A language tandem is one way to boost said skills. It’s fun, it’s intense and it’s free of charge. It basically consists of one native speaker of X and one of Y who meet up in a coffee shop or alike in order to practice each other’s languages. There are many ways to find a tandem partner, from bulletin boards in your local library to online platforms aimed at linguistic and cultural exchanges. So far, so good.
The conundrum starts when language partners out there are more keen on the partner bit than the language exchange itself. This species of tandem partner, which I’m eloquently naming “the language predator”, desperately seeks a foreign partner for amorous or sexual purposes, and will immediately pull the plug as soon as he discovers that his female pray has no interest beyond the linguistic exchange 3.

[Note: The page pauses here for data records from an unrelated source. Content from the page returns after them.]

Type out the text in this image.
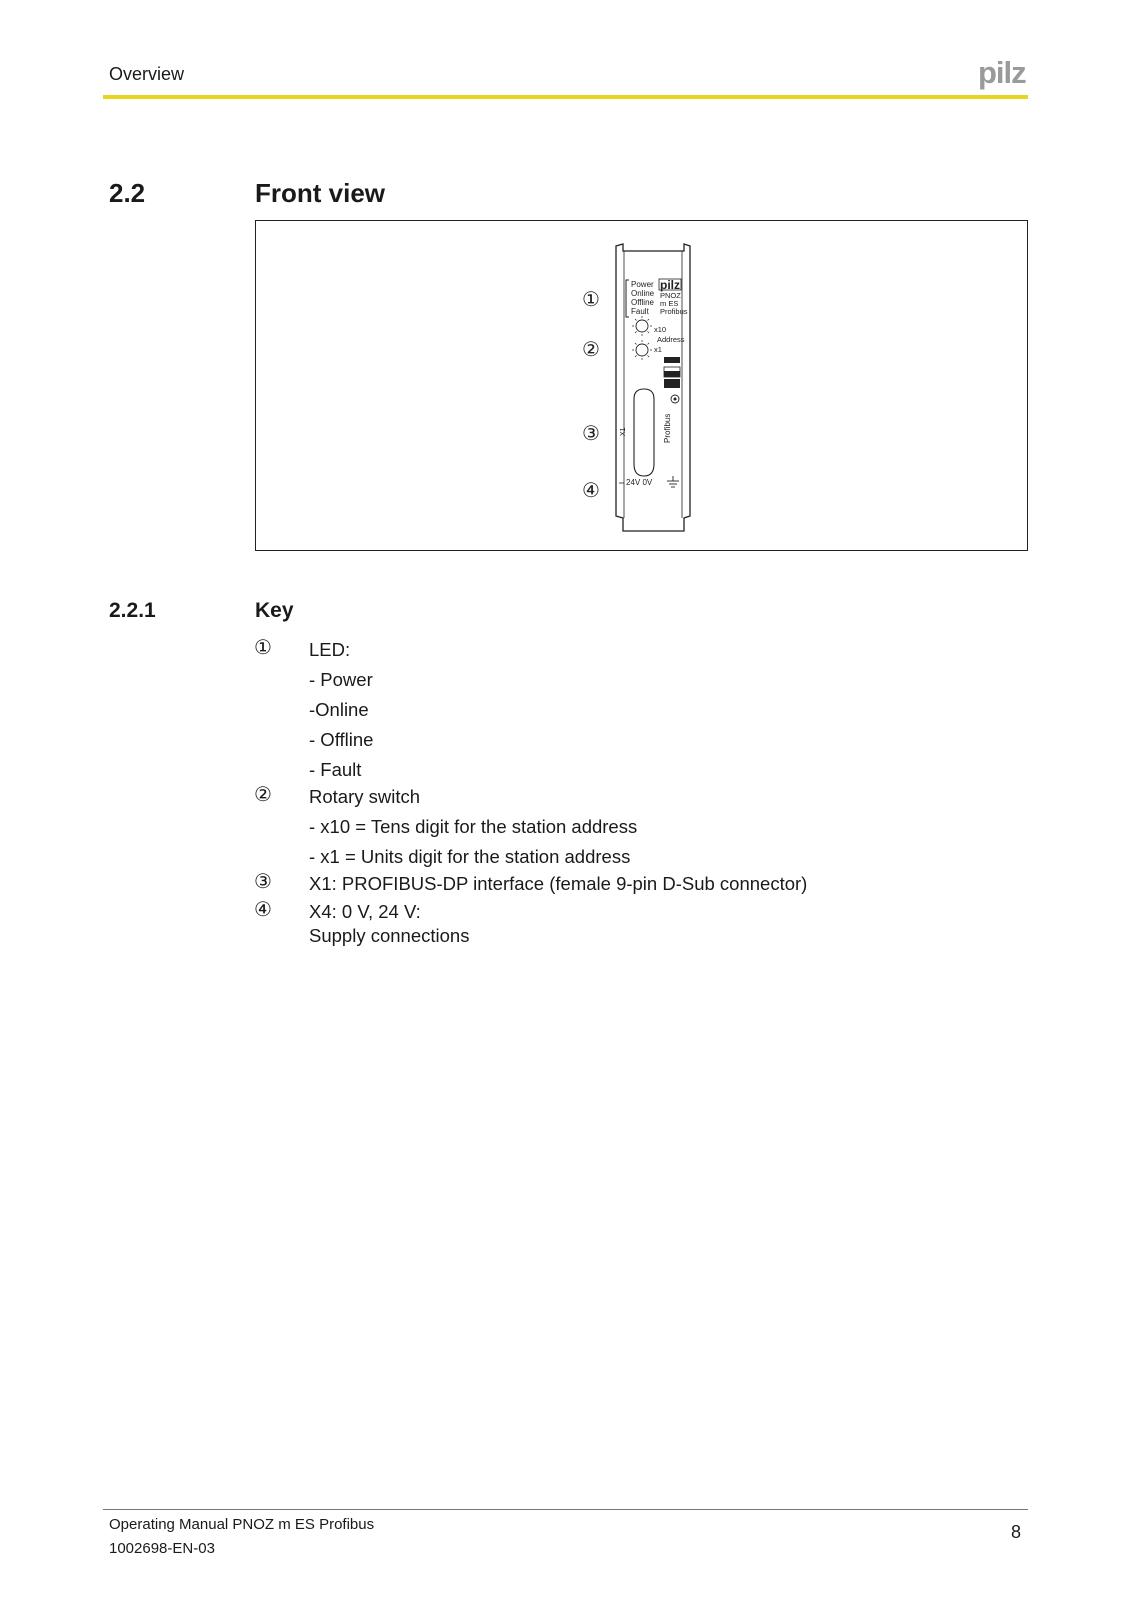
Overview	pilz
2.2	Front view
Power
Online
Offline
Fault
pilz
PNOZ
m ES
Profibus
x10
Address
x1
X1	Profibus
24V 0V
①
②
③
④
2.2.1	Key
① LED:
- Power
-Online
- Offline
- Fault
② Rotary switch
- x10 = Tens digit for the station address
- x1 = Units digit for the station address
③ X1: PROFIBUS-DP interface (female 9-pin D-Sub connector)
④ X4: 0 V, 24 V:
Supply connections
Operating Manual PNOZ m ES Profibus
1002698-EN-03
8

Cognizant of the online language predatory fauna and its modus operandi, I’ve come up with a strategy myself: letting potential language partners know that I’m in a happy relationship within minutes of our first exchange. Ain’t nobody got time to waste. This is how it goes 9 out of 10 times:
Look, I get it. In all likelihood, you are into a language because you feel attracted to the places where it’s spoken, their people, their culture or their idiosyncrasy; and let’s be honest, having a romantic partner who is a native speaker of your target language is kind of the dream – I do, and it’s wonderful 4.
Still, dear language predators out there, you need to chill. Try dating sites, go to a club, join macrame camp. Anything you need until you come to the realization that finding a foreign partner could be a lucky happenstance, but shouldn’t be the goal of language exchange sites.